Por Daniel Link para Perfil
Recibimos pésames de muchas personas a propósito de la muerte de Edgardo Cozarinsky, como si fuéramos sus deudos. Éramos, en efecto, “familia” (eran sus palabras). Cada tanto saludaba a mi mamá en las redes. Escribí sobre sus libros y películas, asistí a sus rodajes, Sebastián Freire hizo fotos para uno de sus libros.
Edgardo era un escritor enorme y un cineasta exquisito pero era, sobre todo, discreto. Jamás la jactancia o el resentimiento (que es su contracara) opacaron su brillante conversación.
Becados en Bellagio, Edgardo quiso visitarnos y se alojó en el Grand Hotel Villa Serbelloni, a la vera del Lago di Como y comimos en ese lujo decadente que a él tanto le gustaba. Compartíamos un cierto gusto camp por esos ambientes que hablaban de épocas perdidas que Edgardo pudo haber conocido pero nosotras, con certeza, no.
Alguna vez, porque no entendíamos su entrañable recuerdo de una ciudad que no nos había gustado, tuvo que confesar que tenía que ver con un amor de juventud. Buah.
Edgardo decía mucho “Buah”, como para englobar un montón de cosas que no hace falta decir, pero que tienen que tener un lugar en el cuento. Era muy diferente del “Bueno”, que indicaba más bien un límite.
Además del gusto por la decadencia burguesa, Edgardo era un excéntrico. Un desencajado.
Su último gesto (que, por supuesto, hay que entender políticamente) fue su conversión al catolicismo. Siempre le habían divertido mis relatos de mi primera comunión tardía y mi carrera meteórica hasta ser responsable de misa de veinte en la parroquia del Niño Jesús de Praga. Además, era un admirador confeso de la orden de los capuchinos y colaboraba (no recuerdo bien de qué modo) con la Cripta de los Capuchinos, donde reposan los Habsburgo. Ésa era otra de sus obsesiones: Mitteleuropa. No sólo como autor (varias de sus novelas tomaban de ese inestable territorio algunos personajes y motivos narrativos) sino como lector (Joseph Roth).
Pese a lo mucho que significó París en su vida (sobre todo afectiva), terminó odiando la ciudad y sus habitantes nativos.

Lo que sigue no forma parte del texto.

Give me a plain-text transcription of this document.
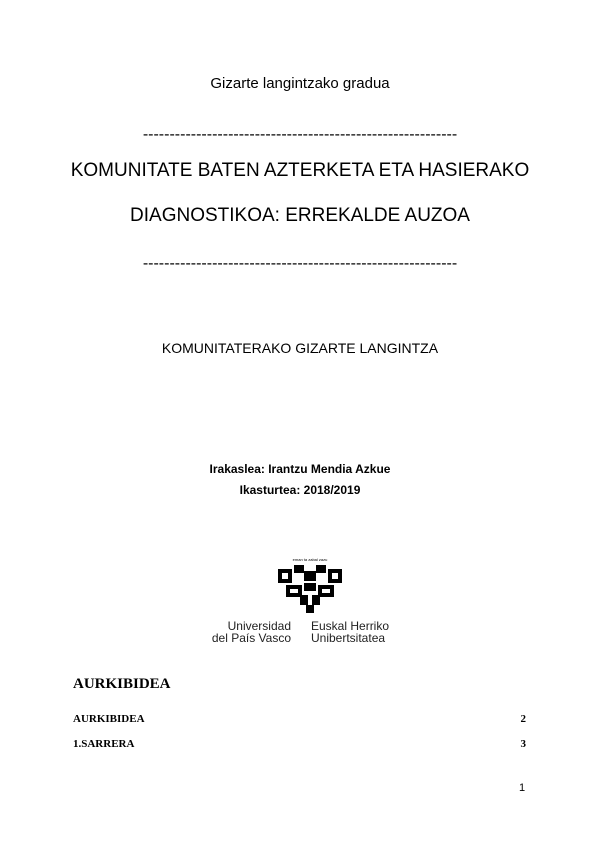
Gizarte langintzako gradua
-----------------------------------------------------------
KOMUNITATE BATEN AZTERKETA ETA HASIERAKO
DIAGNOSTIKOA: ERREKALDE AUZOA
-----------------------------------------------------------
KOMUNITATERAKO GIZARTE LANGINTZA
Irakaslea: Irantzu Mendia Azkue
Ikasturtea: 2018/2019
eman ta zabal zazu
Universidad
del País Vasco
Euskal Herriko
Unibertsitatea
AURKIBIDEA
AURKIBIDEA	2
1.SARRERA	3
1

No obstante, hay algo profundamente parisino que se le pegó para siempre: su frecuentación de Roland Barthes. Lo había escuchado en su seminario sobre S/Z y se acercó a decirle que él era el emblema viviente de su teoría, porque su apellido familiar fue mal anotado en Migraciones y así pasó de la S a la Z. Yo siempre pensé que fue un invento de Edgardo, pero Barthes le creyó. Lo asesoró para su librito sobre el chisme e incluso le dijo que lo agrandara para hacer una tesis, a lo que Edgardo opuso como excusa mi “invencible pereza”.
Una vez le mostró una foto de sus padres en la playa, su madre ya embarazada, y Barthes le dijo: “para abrir Cozarinsky par lui-même”.
Todo lo que hizo Edgardo parece haber seguido esa indicación de volverse un capítulo de su “par lui-même”, que escribió hasta el último suspiro.
La literatura argentina lo extrañará. Nosotras seguiremos conversando con él, en ese espacio en el que se encontraba tan a gusto: la comunidad de los ausentes.